Over the course of the project, the M-MLI team developed, strengthened, and facilitated the certification of at least 20 privately managed GBCs in the northern, central, and southern regions of Malawi. M-MLI worked with producers and warehouse managers to build business relationships based on transparency and trust. The project also facilitated trainings for producer associations in order to explain how and why to use GBCs, how to decide whether to sell or store commodities, and contracting mechanisms for smallholder groups and associations.
Access to GBCs give farmers and traders more freedom to decide when to sell. In order to make the best decisions they must have access to real-time market information. M-MLI developed a simple and sustainable MIS for targeted beneficiaries. With access to accurate market information via information communications technology, farmers and traders are able to maximize the market timing benefit that storage enables.
Impacts of the Malawi-MLI project included:
- Higher household food security and income, reducing poverty and increasing resilience
- Increased ability of farmers to optimize sales of surplus production and get higher prices through MIS technology
- Stable prices and more reliable supplies of staple crops
- Reduced post-harvest losses through GBC development
Most rural populations in East and Central Africa rely on agriculture for their livelihood and get the majority of their food from a few common staple crops. Significant quantities of agricultural commodities are transported in the Northern Corridor, yet the region has much higher potential for staple crops than is currently produced. ACDI/VOCA contributes technical expertise to the Nairobi-based NCA-MLI team.

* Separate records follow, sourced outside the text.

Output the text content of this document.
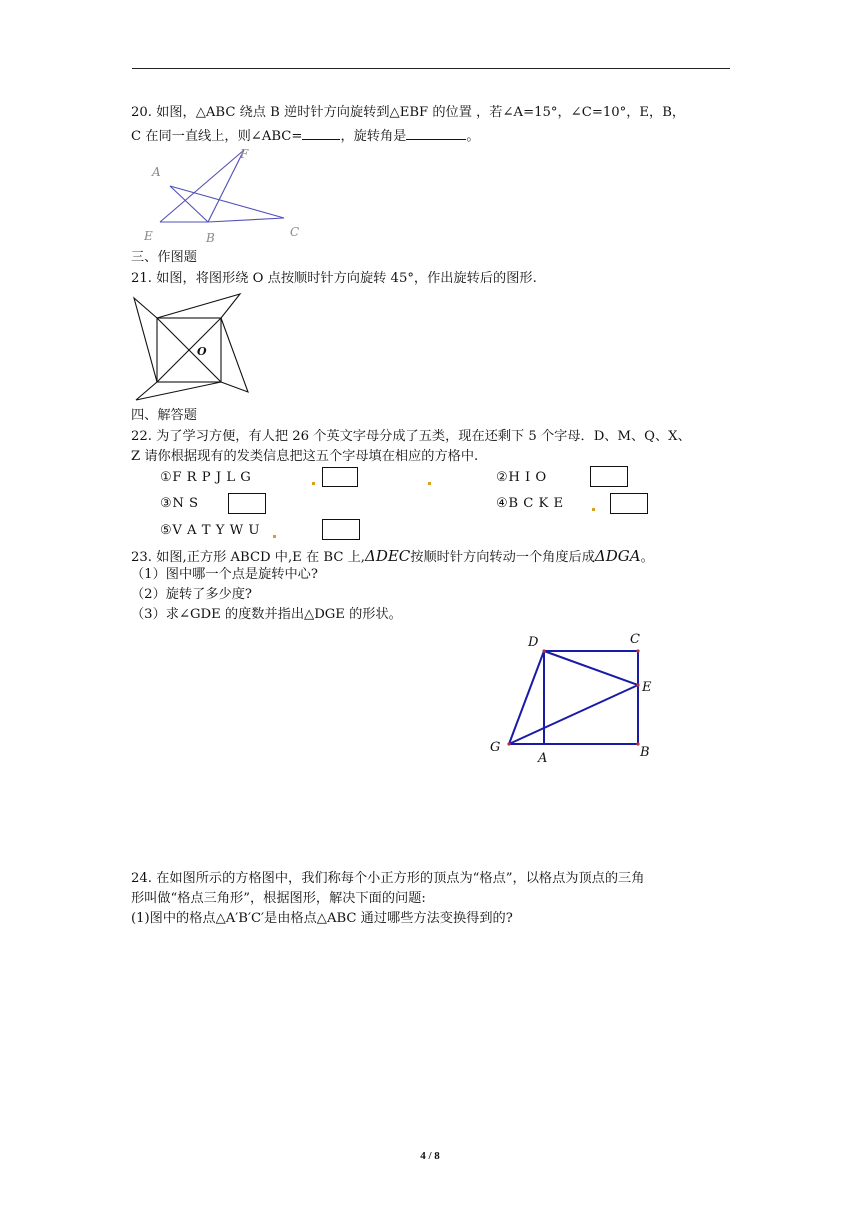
20. 如图，△ABC 绕点 B 逆时针方向旋转到△EBF 的位置 ，若∠A=15°，∠C=10°，E，B，
C 在同一直线上，则∠ABC=	，旋转角是	。
A
F
E	B	C
三、作图题
21. 如图，将图形绕 O 点按顺时针方向旋转 45°，作出旋转后的图形.
O
四、解答题
22. 为了学习方便，有人把 26 个英文字母分成了五类，现在还剩下 5 个字母．D、M、Q、X、
Z 请你根据现有的发类信息把这五个字母填在相应的方格中.
①F R P J L G	②H I O
③N S	④B C K E
⑤V A T Y W U
23. 如图,正方形 ABCD 中,E 在 BC 上,ΔDEC按顺时针方向转动一个角度后成ΔDGA。
（1）图中哪一个点是旋转中心?
（2）旋转了多少度?
（3）求∠GDE 的度数并指出△DGE 的形状。
D	C
E
G
A	B
24. 在如图所示的方格图中，我们称每个小正方形的顶点为“格点”，以格点为顶点的三角
形叫做“格点三角形”，根据图形，解决下面的问题:
(1)图中的格点△A′B′C′是由格点△ABC 通过哪些方法变换得到的?
4 / 8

The NCA-MLI initiative, led by CARANA Corporation’s Chief of Party (COP), achieved the following results in East Africa:
- Improved rural post-harvest handling and storage capacity along key market sheds
- Expanded capacity for pre-storage crop conditioning to ensure higher quality crops and reduce post-harvest losses from mold and insect infestation
- Linked storage facilities to surplus staple food commodities and to viable local and regional end markets
- Collaborated with other regional programs to maximize the number of beneficiaries and share lessons learned between programs
NCA-MLI concentrated on three main trade corridors: Northern Uganda and Southern Sudan, Great Lakes Region, and East Africa (Kenya and Uganda).